All those great defenders of mercenary armies in Iraq need to make a choice. Do they support the right of people to profit off war and chaos, or do they support the US military?
Because the two options are mutually exclusive.
Just when the U.S. military needs them most, senior Green Berets, Navy SEALs and other elite forces are leaving for higher-paying jobs.
After getting years of training and experience in the military, they leave for other government jobs or for what defense officials said Tuesday has been an explosion in outside contractor work.
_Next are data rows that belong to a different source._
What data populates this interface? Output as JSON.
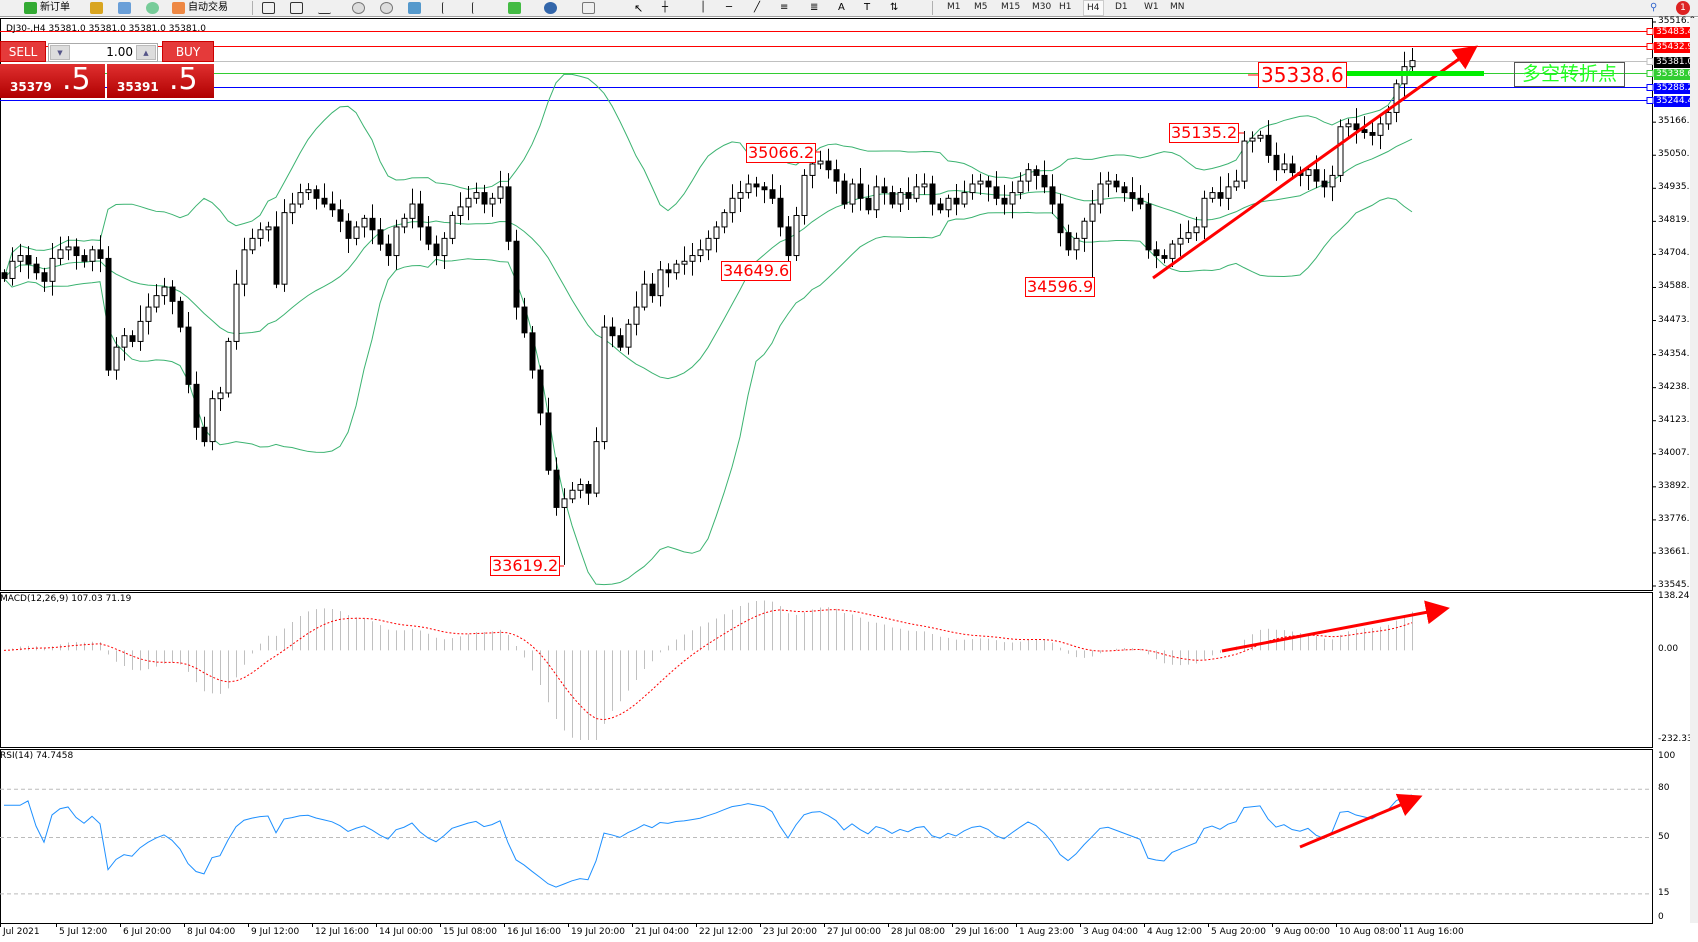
{
  "toolbar": {
    "new_order": "新订单",
    "auto_trading": "自动交易",
    "timeframes": [
      "M1",
      "M5",
      "M15",
      "M30",
      "H1",
      "H4",
      "D1",
      "W1",
      "MN"
    ],
    "active_timeframe": "H4",
    "notification_count": "1"
  },
  "chart_header": "DJ30-,H4  35381.0 35381.0 35381.0 35381.0",
  "trade_panel": {
    "sell_label": "SELL",
    "buy_label": "BUY",
    "lot_size": "1.00",
    "sell_price_main": "35379",
    "sell_price_big": ".5",
    "buy_price_main": "35391",
    "buy_price_big": ".5"
  },
  "price_axis": [
    "35516.0",
    "35166.0",
    "35050.5",
    "34935.0",
    "34819.5",
    "34704.0",
    "34588.5",
    "34473.0",
    "34354.0",
    "34238.5",
    "34123.0",
    "34007.5",
    "33892.0",
    "33776.5",
    "33661.0",
    "33545.5"
  ],
  "price_lines": [
    {
      "value": "35483.4",
      "color": "#ff0000"
    },
    {
      "value": "35432.9",
      "color": "#ff0000"
    },
    {
      "value": "35381.0",
      "color": "#c0c0c0",
      "label_bg": "#000000"
    },
    {
      "value": "35338.6",
      "color": "#32cd32"
    },
    {
      "value": "35288.2",
      "color": "#0000ff"
    },
    {
      "value": "35244.4",
      "color": "#0000ff"
    }
  ],
  "annotations": {
    "turning_point_price": "35338.6",
    "turning_point_text": "多空转折点",
    "extreme_labels": [
      "35066.2",
      "34649.6",
      "33619.2",
      "34596.9",
      "35135.2"
    ]
  },
  "macd": {
    "label": "MACD(12,26,9) 107.03 71.19",
    "axis": [
      "138.24",
      "0.00",
      "-232.33"
    ]
  },
  "rsi": {
    "label": "RSI(14) 74.7458",
    "axis": [
      "100",
      "80",
      "50",
      "15",
      "0"
    ]
  },
  "time_axis": [
    "Jul 2021",
    "5 Jul 12:00",
    "6 Jul 20:00",
    "8 Jul 04:00",
    "9 Jul 12:00",
    "12 Jul 16:00",
    "14 Jul 00:00",
    "15 Jul 08:00",
    "16 Jul 16:00",
    "19 Jul 20:00",
    "21 Jul 04:00",
    "22 Jul 12:00",
    "23 Jul 20:00",
    "27 Jul 00:00",
    "28 Jul 08:00",
    "29 Jul 16:00",
    "1 Aug 23:00",
    "3 Aug 04:00",
    "4 Aug 12:00",
    "5 Aug 20:00",
    "9 Aug 00:00",
    "10 Aug 08:00",
    "11 Aug 16:00"
  ],
  "chart_data": {
    "type": "candlestick",
    "symbol": "DJ30-",
    "timeframe": "H4",
    "ylim": [
      33545.5,
      35516.0
    ],
    "closes": [
      34620,
      34680,
      34700,
      34670,
      34640,
      34610,
      34690,
      34720,
      34730,
      34700,
      34680,
      34720,
      34690,
      34300,
      34380,
      34420,
      34400,
      34470,
      34520,
      34560,
      34590,
      34540,
      34450,
      34250,
      34100,
      34050,
      34200,
      34220,
      34400,
      34600,
      34720,
      34760,
      34790,
      34800,
      34600,
      34850,
      34880,
      34920,
      34930,
      34900,
      34880,
      34860,
      34820,
      34760,
      34800,
      34830,
      34790,
      34740,
      34700,
      34800,
      34830,
      34880,
      34800,
      34740,
      34700,
      34760,
      34840,
      34870,
      34900,
      34920,
      34880,
      34900,
      34940,
      34750,
      34520,
      34430,
      34300,
      34150,
      33950,
      33820,
      33850,
      33880,
      33900,
      33870,
      34050,
      34450,
      34420,
      34380,
      34460,
      34520,
      34600,
      34560,
      34650,
      34640,
      34670,
      34680,
      34700,
      34720,
      34760,
      34800,
      34850,
      34900,
      34920,
      34950,
      34940,
      34930,
      34900,
      34800,
      34700,
      34840,
      34980,
      35020,
      35030,
      35000,
      34960,
      34880,
      34950,
      34900,
      34860,
      34940,
      34920,
      34880,
      34920,
      34900,
      34940,
      34950,
      34880,
      34860,
      34900,
      34880,
      34920,
      34950,
      34960,
      34940,
      34900,
      34880,
      34920,
      34960,
      35000,
      34980,
      34940,
      34880,
      34780,
      34720,
      34760,
      34820,
      34880,
      34950,
      34960,
      34940,
      34920,
      34900,
      34880,
      34720,
      34700,
      34690,
      34740,
      34760,
      34780,
      34800,
      34900,
      34920,
      34900,
      34940,
      34960,
      35100,
      35110,
      35120,
      35050,
      35000,
      35020,
      34990,
      34980,
      35000,
      34960,
      34940,
      34980,
      35150,
      35160,
      35140,
      35130,
      35120,
      35160,
      35200,
      35300,
      35360,
      35381
    ],
    "extremes": [
      {
        "bar": 102,
        "type": "high",
        "value": 35066.2
      },
      {
        "bar": 98,
        "type": "low",
        "value": 34649.6
      },
      {
        "bar": 70,
        "type": "low",
        "value": 33619.2
      },
      {
        "bar": 136,
        "type": "low",
        "value": 34596.9
      },
      {
        "bar": 155,
        "type": "high",
        "value": 35135.2
      }
    ],
    "indicators": [
      "Bollinger Bands(20,2)",
      "MACD(12,26,9)",
      "RSI(14)"
    ],
    "rsi_levels": [
      80,
      50,
      15
    ],
    "macd_range": [
      -232.33,
      138.24
    ],
    "colors": {
      "bands": "#3cb371",
      "macd_signal": "#ff0000",
      "macd_hist": "#c0c0c0",
      "rsi": "#1e90ff",
      "arrow": "#ff0000"
    }
  }
}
"What makes them so valuable to us makes them highly marketable on the outside," said Chief Master Sgt. Robert V. Martens Jr., senior adviser at the U.S. Special Operations Command, which also oversees equipping and training elite Army Rangers and Air Force special operations commandos.
Better salaries, retirement benefits and educational opportunities are among incentives that might help stem the problem, defense officials said as they met with lawmakers to discuss ways to keep forces who have become so crucial to the war on terror.
A soldier, sailor or airman gets $60,000 per year at 18 years of service -- a figure that includes housing allowance and some types of special duty pay. Troops who go to work for civilian contractors can make up to $200,000 a year, one official has said.
The military command that oversees the covert forces "is the nation's single best weapon in the global war on terror," said Rep. Jim Saxton, R-N.J. Saxton opened Tuesday's session before his House Armed Services Committee terrorism subcommittee, saying he fears the military is losing such troops faster than they can be replaced for a counter-terror war that "has no foreseeable end point."
What's ironic is that those mercenary salaries are being paid, in large part, by the US government, which is hiring those "private contractors" to help bolster the US's woefully undermanned Iraq operation.